Makar the Magma Wyrm
This fucking lizard has a sword. Apparently, the game designers felt that a 500 ton Gila monster who spews hot magma didn’t make for enough of a mismatch, so they gave him a big-ass stone sword. The sword by itself is about four times my character’s size, and Makar can reach pretty much every part of his lizard house with it, so when I see him rearing back to use it, there’s not much I can do except hope that he dies of a heart attack before he strikes. After he kills me, he typically stomps around and spews magma where I had been standing, which I assume is the Magma Wyrm equivalent of unzipping his pants and peeing on my corpse.
This Fucking Pig
Yes: Even a goddamned hog got to do a touchdown dance on my lifeless body in Elden Ring. In the course of taking out my frustrations on chipmunks and sheep because they’re the only thing in the game that won’t reduce me to maggot food save for the flowers (actually: some flowers), I managed to get ragdolled by Zuckerman’s Famous Pig. Maybe it was the element of surprise, or maybe I’d started to sympathize with my tormenters in sort of a porcine version of Stockholm syndrome, but this wily bastard got his pig tusk basically all the way up my ass before I even knew what was happening. I imagine that after I died, the chipmunks and sheep took turns spitting on my carcass while the pig was hailed as a hero for striking back on behalf of the woodland creatures.

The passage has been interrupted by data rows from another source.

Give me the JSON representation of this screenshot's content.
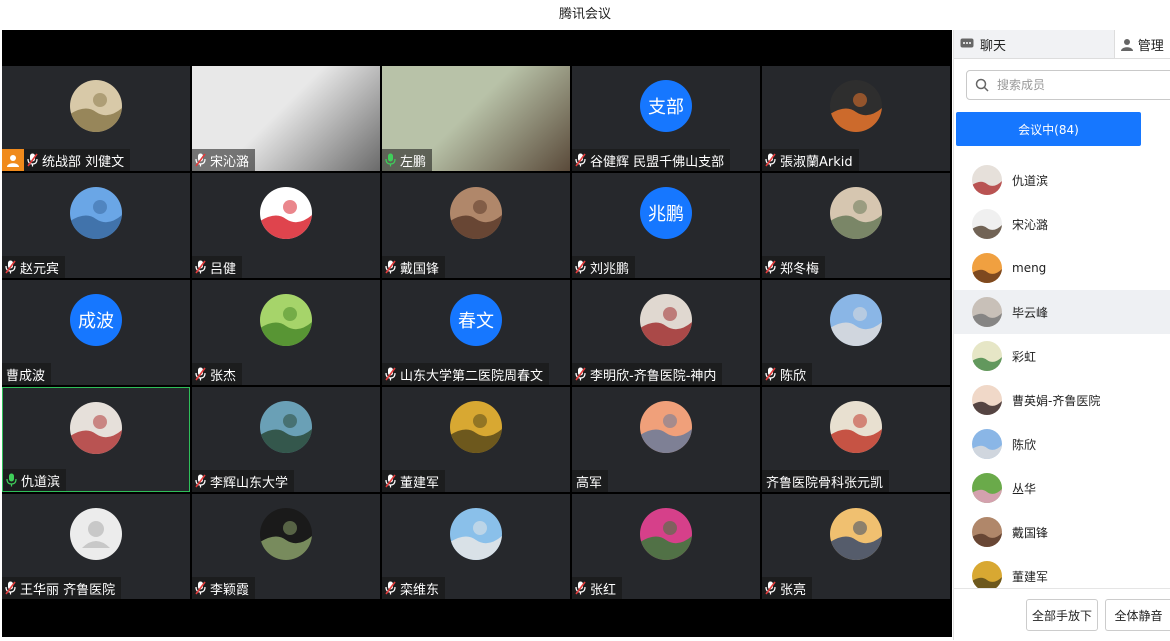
{
  "window": {
    "title": "腾讯会议"
  },
  "tiles": [
    {
      "name": "统战部 刘健文",
      "mic": "muted",
      "host": true,
      "avatar": {
        "kind": "photo",
        "colors": [
          "#d8c9a8",
          "#8c7a4c"
        ]
      }
    },
    {
      "name": "宋沁潞",
      "mic": "muted",
      "avatar": {
        "kind": "camera",
        "colors": [
          "#e8e8e8",
          "#6a6a6a"
        ]
      }
    },
    {
      "name": "左鹏",
      "mic": "on",
      "avatar": {
        "kind": "camera",
        "colors": [
          "#b8c2a8",
          "#5a4a3a"
        ]
      }
    },
    {
      "name": "谷健辉 民盟千佛山支部",
      "mic": "muted",
      "avatar": {
        "kind": "text",
        "text": "支部"
      }
    },
    {
      "name": "張淑蘭Arkid",
      "mic": "muted",
      "avatar": {
        "kind": "photo",
        "colors": [
          "#2e2e2e",
          "#e8742c"
        ]
      }
    },
    {
      "name": "赵元宾",
      "mic": "muted",
      "avatar": {
        "kind": "photo",
        "colors": [
          "#6aa6e6",
          "#3a6aa0"
        ]
      }
    },
    {
      "name": "吕健",
      "mic": "muted",
      "avatar": {
        "kind": "photo",
        "colors": [
          "#ffffff",
          "#d9232e"
        ]
      }
    },
    {
      "name": "戴国锋",
      "mic": "muted",
      "avatar": {
        "kind": "photo",
        "colors": [
          "#b0876a",
          "#5c3b2a"
        ]
      }
    },
    {
      "name": "刘兆鹏",
      "mic": "muted",
      "avatar": {
        "kind": "text",
        "text": "兆鹏"
      }
    },
    {
      "name": "郑冬梅",
      "mic": "muted",
      "avatar": {
        "kind": "photo",
        "colors": [
          "#d6c6b0",
          "#6a7a5a"
        ]
      }
    },
    {
      "name": "曹成波",
      "mic": "none",
      "avatar": {
        "kind": "text",
        "text": "成波"
      }
    },
    {
      "name": "张杰",
      "mic": "muted",
      "avatar": {
        "kind": "photo",
        "colors": [
          "#a6d46a",
          "#4a8a2a"
        ]
      }
    },
    {
      "name": "山东大学第二医院周春文",
      "mic": "muted",
      "avatar": {
        "kind": "text",
        "text": "春文"
      }
    },
    {
      "name": "李明欣-齐鲁医院-神内",
      "mic": "muted",
      "avatar": {
        "kind": "photo",
        "colors": [
          "#e0d8d0",
          "#a03030"
        ]
      }
    },
    {
      "name": "陈欣",
      "mic": "muted",
      "avatar": {
        "kind": "photo",
        "colors": [
          "#8ab6e6",
          "#dcdcdc"
        ]
      }
    },
    {
      "name": "仇道滨",
      "mic": "on",
      "active": true,
      "avatar": {
        "kind": "photo",
        "colors": [
          "#e6e0da",
          "#b03a3a"
        ]
      }
    },
    {
      "name": "李辉山东大学",
      "mic": "muted",
      "avatar": {
        "kind": "photo",
        "colors": [
          "#6aa0b6",
          "#2a4a3a"
        ]
      }
    },
    {
      "name": "董建军",
      "mic": "muted",
      "avatar": {
        "kind": "photo",
        "colors": [
          "#d8a832",
          "#5a4a1a"
        ]
      }
    },
    {
      "name": "高军",
      "mic": "none",
      "avatar": {
        "kind": "photo",
        "colors": [
          "#f0a07a",
          "#6a7a9a"
        ]
      }
    },
    {
      "name": "齐鲁医院骨科张元凯",
      "mic": "none",
      "avatar": {
        "kind": "photo",
        "colors": [
          "#e8e0d0",
          "#c0392b"
        ]
      }
    },
    {
      "name": "王华丽 齐鲁医院",
      "mic": "muted",
      "avatar": {
        "kind": "default"
      }
    },
    {
      "name": "李颖霞",
      "mic": "muted",
      "avatar": {
        "kind": "photo",
        "colors": [
          "#1a1a1a",
          "#8aa06a"
        ]
      }
    },
    {
      "name": "栾维东",
      "mic": "muted",
      "avatar": {
        "kind": "photo",
        "colors": [
          "#8ac0ea",
          "#e6e6e6"
        ]
      }
    },
    {
      "name": "张红",
      "mic": "muted",
      "avatar": {
        "kind": "photo",
        "colors": [
          "#d6408a",
          "#3a7a3a"
        ]
      }
    },
    {
      "name": "张亮",
      "mic": "muted",
      "avatar": {
        "kind": "photo",
        "colors": [
          "#f0c070",
          "#3a4a6a"
        ]
      }
    }
  ],
  "sidebar": {
    "tabs": {
      "chat": "聊天",
      "manage": "管理"
    },
    "search_placeholder": "搜索成员",
    "status_tab": "会议中(84)",
    "members": [
      {
        "name": "仇道滨",
        "colors": [
          "#e6e0da",
          "#b03a3a"
        ]
      },
      {
        "name": "宋沁潞",
        "colors": [
          "#f0f0f0",
          "#5a4a3a"
        ]
      },
      {
        "name": "meng",
        "colors": [
          "#f0a040",
          "#6a3a1a"
        ]
      },
      {
        "name": "毕云峰",
        "colors": [
          "#c8c0b8",
          "#7a7a7a"
        ],
        "highlight": true
      },
      {
        "name": "彩虹",
        "colors": [
          "#e6e6c6",
          "#4a8a4a"
        ]
      },
      {
        "name": "曹英娟-齐鲁医院",
        "colors": [
          "#f0d8c8",
          "#3a2a2a"
        ]
      },
      {
        "name": "陈欣",
        "colors": [
          "#8ab6e6",
          "#dcdcdc"
        ]
      },
      {
        "name": "丛华",
        "colors": [
          "#6aaa4a",
          "#e6a0c0"
        ]
      },
      {
        "name": "戴国锋",
        "colors": [
          "#b0876a",
          "#5c3b2a"
        ]
      },
      {
        "name": "董建军",
        "colors": [
          "#d8a832",
          "#5a4a1a"
        ]
      }
    ],
    "buttons": {
      "lower_all_hands": "全部手放下",
      "mute_all": "全体静音"
    }
  },
  "colors": {
    "accent": "#1677ff",
    "tile_bg": "#26282c",
    "active_border": "#2fbf5a",
    "host_badge": "#f08a1c"
  }
}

It’s no surprise that Elden Ring is a collaboration with Game of Thrones creator George R.R. Martin. Mr. Martin has proven himself to be perhaps the most creative conjurer of gruesome deaths that the world has ever known. Game of Thrones is rife with horrific ways to die, like the time a guy got eaten by his own dogs or when that dude got his head cracked open like a pistachio. In Elden Ring, you don’t just witness those deaths: You experience them. In fact, you experience them over and over and over again, thousands if not millions of times. Rare is the opportunity to interact so intimately with one of literature’s true geniuses as his creations flay you, mutilate you, and stomp you into oblivion in ways that most people couldn’t dream.
If I have one criticism of Elden Ring, it’s that multiplayer mode allows occasional respite from the carnage in what seems like a thematic break from the rest of the game. True: You will spend most of your time in multiplayer being effortlessly hacked apart by nine year-olds from around the globe. But you will eventually encounter some hapless dolt every bit as incompetent as you. This puts you in the unusual position of being just as likely to kill as be killed. Once you’ve played the game for a bit, that’s an eerie feeling. The first time I bested a foe, it felt like I’d done something wrong; why wasn’t I the one lying in the shrubs like so much decaying bush meat? Of course, I was only able to ponder this oddity for a second before a player called FukdYoMomma69 split me in half with a battle-axe.
In conclusion: If you’ve ever dreamed of having the experience of being a human bait fish who exists only to be devoured by creatures higher up the food chain, Elden Ring is the game for you. The sheer scope and variety of ways to get poleaxed will see you getting your guts strewn across the countryside for hundreds if not thousands of hours. I give it my highest rating: Five decimated corpses out of five!
Free advice. You know that lake that dominates Limgrave? There's these burned-out ruins in the south-west side of the lake. Clear them out and you'll find some stairs leading underground to a treasure chest. Open it up, and you'll find something inside that'll make the starting area much less scary.
I'm fucking laughing my ass off the entire time I was reading this. The article is probably better than the game itself.